老司机 Old taxi drivers


The other day I took a cab and, as usual, the driver started making small talk. "Where are you from? How long have you been in China?" His pack of Double Happiness smokes placed within reach of the steering wheel, a ruddy bottle of home-brewed tea reclining on the center console near the stick shift. Driving on by the continuous construction site on Kehua south road, past people panting on their Mobikes sweating through shirts in eighty degrees plus heat, I chimed in half-heartedly and was too self-absorbed to put any real effort into the conversation. Before stepping out, his last remark was 'You look young! Get yourself a Chinese wife and settle down somewhere. It doesn't matter where you land, just find yourself someone sexy that can stand being around you for more than a minute and everything else will be ok.'

If you're not in a major city like Beijing or Shanghai, hopping in a cab is relatively cheap; costing the equivalent of three or four dollars to get half-way across the city. Taxi drivers in China, especially Sichuan, act as mobile psychiatrists and always seem to offer up nuggets of hard-earned wisdom at some point during the ride. They are referred to as Lao Siji (老司机) and If someone happens to call you a Lao Siji, they are hinting that you know too much for your own good or you know how to flirt. 我被老司机带坏了

Though I've lived almost five years in Chengdu, I can hardly say I know the city well. With China's current growth rate, every district is expanding and changing its skin like a molting snake, its scales being hauled off at midnight by vast lines of dump trucks receding into the hazy grey distance while dancing to the clack of mahjong tiles.

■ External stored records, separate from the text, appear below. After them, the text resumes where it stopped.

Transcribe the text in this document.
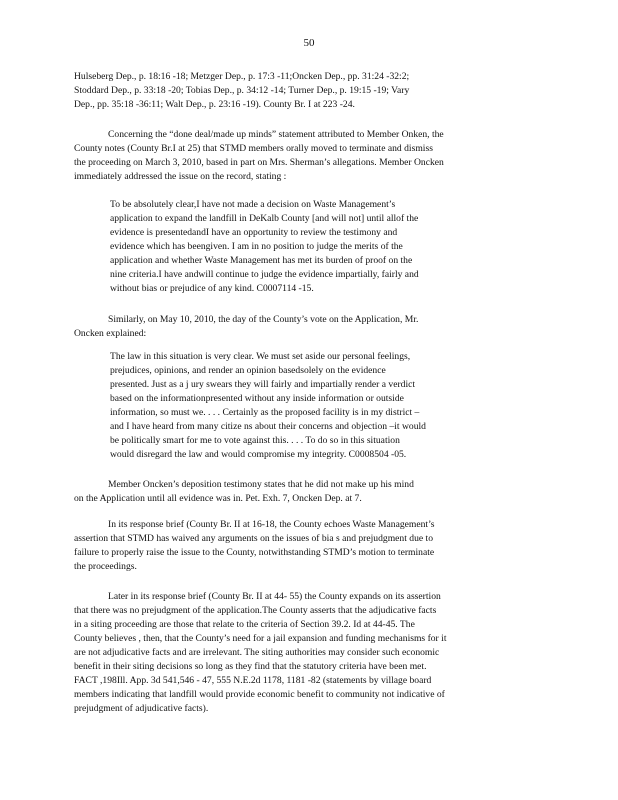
50
Hulseberg Dep., p. 18:16 -18; Metzger Dep., p. 17:3 -11;Oncken Dep., pp. 31:24 -32:2;
Stoddard Dep., p. 33:18 -20; Tobias Dep., p. 34:12 -14; Turner Dep., p. 19:15 -19; Vary
Dep., pp. 35:18 -36:11; Walt Dep., p. 23:16 -19). County Br. I at 223 -24.
Concerning the “done deal/made up minds” statement attributed to Member Onken, the
County notes (County Br.I at 25) that STMD members orally moved to terminate and dismiss
the proceeding on March 3, 2010, based in part on Mrs. Sherman’s allegations. Member Oncken
immediately addressed the issue on the record, stating :
To be absolutely clear,I have not made a decision on Waste Management’s
application to expand the landfill in DeKalb County [and will not] until allof the
evidence is presentedandI have an opportunity to review the testimony and
evidence which has beengiven. I am in no position to judge the merits of the
application and whether Waste Management has met its burden of proof on the
nine criteria.I have andwill continue to judge the evidence impartially, fairly and
without bias or prejudice of any kind. C0007114 -15.
Similarly, on May 10, 2010, the day of the County’s vote on the Application, Mr.
Oncken explained:
The law in this situation is very clear. We must set aside our personal feelings,
prejudices, opinions, and render an opinion basedsolely on the evidence
presented. Just as a j ury swears they will fairly and impartially render a verdict
based on the informationpresented without any inside information or outside
information, so must we. . . . Certainly as the proposed facility is in my district –
and I have heard from many citize ns about their concerns and objection –it would
be politically smart for me to vote against this. . . . To do so in this situation
would disregard the law and would compromise my integrity. C0008504 -05.
Member Oncken’s deposition testimony states that he did not make up his mind
on the Application until all evidence was in. Pet. Exh. 7, Oncken Dep. at 7.
In its response brief (County Br. II at 16-18, the County echoes Waste Management’s
assertion that STMD has waived any arguments on the issues of bia s and prejudgment due to
failure to properly raise the issue to the County, notwithstanding STMD’s motion to terminate
the proceedings.
Later in its response brief (County Br. II at 44- 55) the County expands on its assertion
that there was no prejudgment of the application.The County asserts that the adjudicative facts
in a siting proceeding are those that relate to the criteria of Section 39.2. Id at 44-45. The
County believes , then, that the County’s need for a jail expansion and funding mechanisms for it
are not adjudicative facts and are irrelevant. The siting authorities may consider such economic
benefit in their siting decisions so long as they find that the statutory criteria have been met.
FACT ,198Ill. App. 3d 541,546 - 47, 555 N.E.2d 1178, 1181 -82 (statements by village board
members indicating that landfill would provide economic benefit to community not indicative of
prejudgment of adjudicative facts).
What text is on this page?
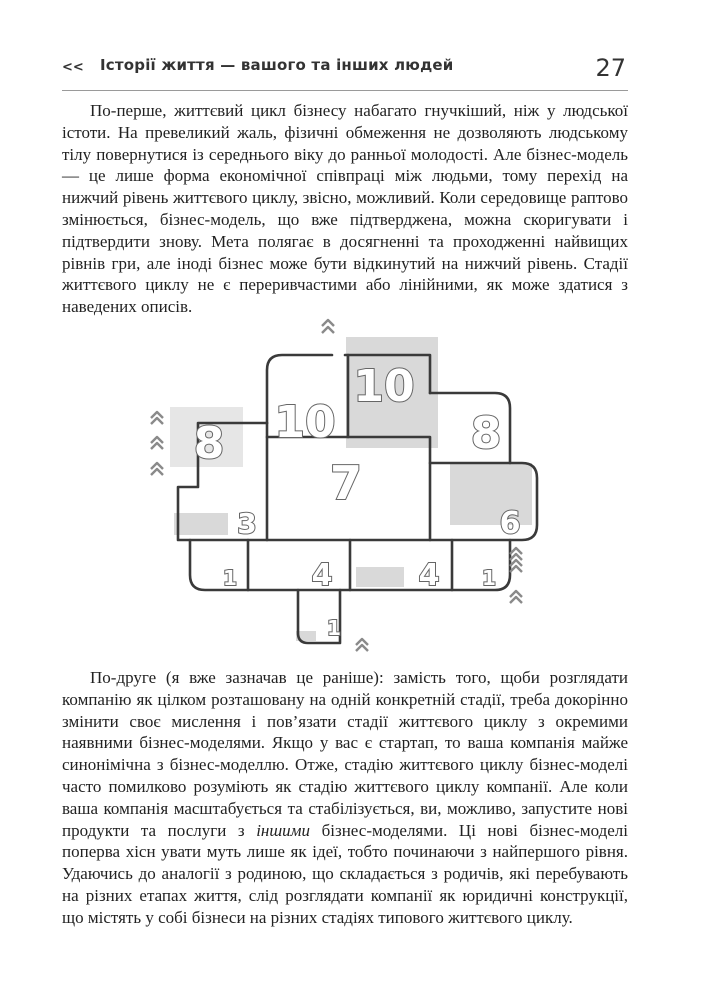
<< Історії життя — вашого та інших людей	27

По-перше, життєвий цикл бізнесу набагато гнучкіший, ніж у людської істоти. На превеликий жаль, фізичні обмеження не дозволяють людському тілу повернутися із середнього віку до ранньої молодості. Але бізнес-модель — це лише форма економічної співпраці між людьми, тому перехід на нижчий рівень життєвого циклу, звісно, можливий. Коли середовище раптово змінюється, бізнес-модель, що вже підтверджена, можна скоригувати і підтвердити знову. Мета полягає в досягненні та проходженні найвищих рівнів гри, але іноді бізнес може бути відкинутий на нижчий рівень. Стадії життєвого циклу не є переривчастими або лінійними, як може здатися з наведених описів.

8 10
10
8
7
3	6
1 4	4 1
1

По-друге (я вже зазначав це раніше): замість того, щоби розглядати компанію як цілком розташовану на одній конкретній стадії, треба докорінно змінити своє мислення і пов’язати стадії життєвого циклу з окремими наявними бізнес-моделями. Якщо у вас є стартап, то ваша компанія майже синонімічна з бізнес-моделлю. Отже, стадію життєвого циклу бізнес-моделі часто помилково розуміють як стадію життєвого циклу компанії. Але коли ваша компанія масштабується та стабілізується, ви, можливо, запустите нові продукти та послуги з іншими бізнес-моделями. Ці нові бізнес-моделі поперва хісн увати муть лише як ідеї, тобто починаючи з найпершого рівня. Удаючись до аналогії з родиною, що складається з родичів, які перебувають на різних етапах життя, слід розглядати компанії як юридичні конструкції, що містять у собі бізнеси на різних стадіях типового життєвого циклу.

It seems that every two months I can't even recognize the landscape out of my front door. The slogans say 'Modern buildings for modern people.' I suppose as a street photographer, this is exactly what I want: a new palate to work with, a fresh scene, something electric. Although the best about Chengdu is that no matter how fast it tries to reinvent itself, It never really changes, the oil is still there under the new shiny dirt.